Additional complications can arise during the preparation of teeth. There are two common approaches to placing porcelain veneers, one is done without altering the natural teeth - bonding the porcelain veneers to unprepared teeth. This might seem a conservative choice avoiding alteration to tooth surfaces, but it inevitably creates a bulky over-contoured appearance and increases the risk of the veneer de-bonding and gingival complications. Alternatively teeth are prepared for veneers by changing external contour, removing less than a millimetre of the facial surfaces and around 2 mms of the incisal edges, thus porcelain replaces the tooth structure removed, ensuring the porcelain is seated properly onto the tooth with enough bulk of porcelain at the edge to minimise chances of chipping and breaking . Studies have shown that the overall success and survival of the first method is much lower than the second method. The commonest complications with veneers are breaking and chipping (H.Serdar Cotert et al, 2009)(Layton and DPhill, 2013)(Akoglu et al, 2011).

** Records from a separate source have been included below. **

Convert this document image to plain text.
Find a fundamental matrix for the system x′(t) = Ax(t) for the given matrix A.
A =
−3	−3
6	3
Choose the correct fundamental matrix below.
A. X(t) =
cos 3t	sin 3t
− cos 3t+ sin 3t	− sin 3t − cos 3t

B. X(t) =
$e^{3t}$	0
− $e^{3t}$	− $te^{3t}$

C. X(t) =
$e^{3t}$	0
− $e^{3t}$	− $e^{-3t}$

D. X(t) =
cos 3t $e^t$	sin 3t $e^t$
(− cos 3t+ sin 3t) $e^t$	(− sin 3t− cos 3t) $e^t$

A study analyzing the overall survival rate of porcelain veneers over a 20 year period concluded that the estimated survival rate over a 5 year period is at 95%, at 8 years is 94%; at 10 years is 86% and at 20 years is 83% (Beier et al, 2012). It should be noted that these were veneers placed after adequate tooth preparation.
The clinician must consider all these factors before choosing to place veneers if complications are to be minimised and patient satisfaction achieved.
Editorial Note: References are available from the authors.